Andrew Trembley (bovil) wrote,
Andrew Trembley

Knifey goodness

So after a quick lunch at Consuelo Mexican Bistro (hint: order one meat course to share between 2 people and a side for each person), kproche and I stopped at Sur La Table.

Yeah, it's a chain, but it feels less like a chain that Williams-Sonoma does. That, though, may just be because the store layout doesn't feel quite as "designed" (which means, of course, it's probably much more designed), relying on simple wire shelving instead of fancy built-in shelves...

...and Cooking Etc. (our local independent cookware store) isn't open on Sunday, nor does it carry the knives that I like. That's actually a big deal. I don't blame them for trying to keep their knife inventory down (it's often the biggest capital-sink in a cooking store), but it means I can't go to them to buy knives.

I've been dissatisfied with our kitchen knives for a while. They're crappy stamped stainless with wood handles slapped on the side. I can sharpen them and get an edge, but not without major effort. And those are the better knives; the serrated set with plastic handles are worse. It's been time for new knives for quite a while.

The plan was to replace the stack 'o junk knives with just a few good ones that would be comfortable, high-quality and easy to keep clean, and the Global "Black Dot" series from Yoshikin fit that description nicely.

Now there are plenty of knife sets available, and Global doesn't lag behind the competiton. Alton Brown says, though, that knife sets are rarely the bargain they look, as they usually include pieces that you will never use (and lord knows, our old blocks contained more than a few knives I never used). I was pleasantly surprised to see that Global did a very basic 3-piece set: 8" chef's knife, 6" utility knife and a paring knife. Nothing wrong with that; those are all knives that I would use on a regular basis.

Only Sur La Table didn't have the set in stock.

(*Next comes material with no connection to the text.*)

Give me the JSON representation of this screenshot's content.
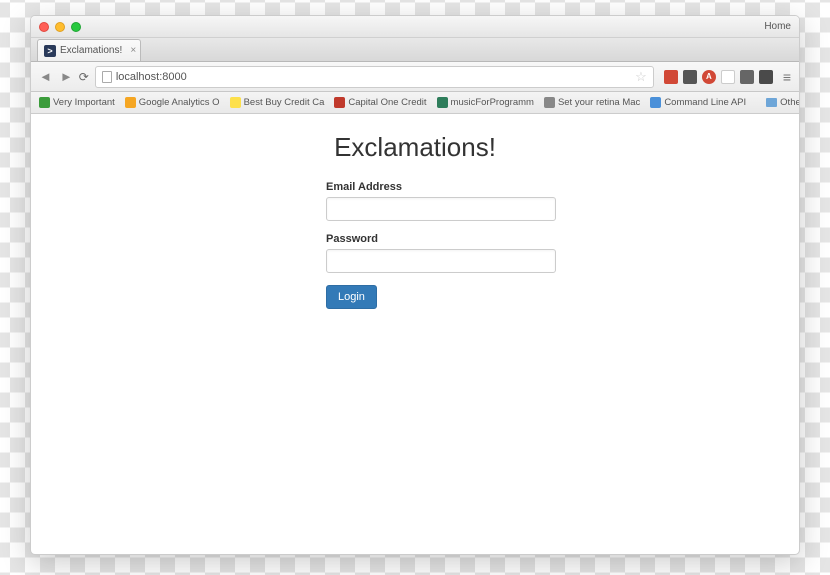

They had the new Global 3-knife set. Very similar, but featuring a slightly different paring knife and a 8" hollow-ground santoku (Japanese-style chef's knife, yeah the link is a Henckels, but there are very few pictures of the Global hollow-ground santoku). That made the decision easy. Well, that and K deciding that this would be a good birthday present for me.

We also picked up a magnet bar (not the one linked, but a cheaper one; it's not like magnet bars are high-end items, even though Global sells a matching "black dot" magnet bar that costs $120) and a steel (can't live without one) so these knives wouldn't end up like the old ones.

Oh, and while we were there I looked at box graters (our box graters were also really crappy). Microplane is making a really cool box grater, so we picked one of those up too. Now we've got two fewer knife blocks taking up counter space, and one fewer box grater.